Five songs in, I realize what I’m doing. A playlist is taking shape—each track a different facet of him. The quick, staccato beat of his footsteps. The rare, genuine laugh I heard through the wall. The cutting precision of his sarcasm. The unexpected softness of his apology in the kitchen.
It’s too intimate. Too revealing. Not just of him, but of me. Of how closely I’ve been listening, how deep he’s gotten under my skin without either of us realizing it.
A hot wave of panic washes over me. I select the entire folder. My finger hovers over the delete key. This is a mistake. Getting this close, even sonically, is a mistake.
Caring leads to loss. Always has, always will. Ethan’s face flashes through my mind, his easy grin in the passenger seat of my old car. The proof I never needed.
I hit delete.
The action feels like cutting off my own arm, but I have to do it. Self-preservation. Devon isn’t someone I can allow myself to care about, to notice, to immortalize in sound. He’s a temporary problem, not a permanent fixture.

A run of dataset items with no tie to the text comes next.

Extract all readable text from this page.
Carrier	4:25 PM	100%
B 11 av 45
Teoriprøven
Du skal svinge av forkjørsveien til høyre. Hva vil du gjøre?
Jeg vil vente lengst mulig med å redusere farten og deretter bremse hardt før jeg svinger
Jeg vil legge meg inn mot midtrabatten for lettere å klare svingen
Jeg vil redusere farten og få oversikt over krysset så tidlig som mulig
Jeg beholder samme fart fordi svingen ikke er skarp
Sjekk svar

I force myself back to Professor Harrington’s project, rebuilding it from memory with mechanical precision. But even as my fingers move over the keyboard, setting cue points and adjusting levels, I can’t escape the ghost of the melody I created for Devon.
And I can’t escape the memory of his scent in the kitchen—changing, sweetening, calling to something primal in me that I’ve spent the last six years trying to bury.
I scrub a hand over my face, trying to erase the memory. But I don’t understand that the change isn’t just in my head. It's in the air, in the floorboards between our rooms. And it's getting stronger.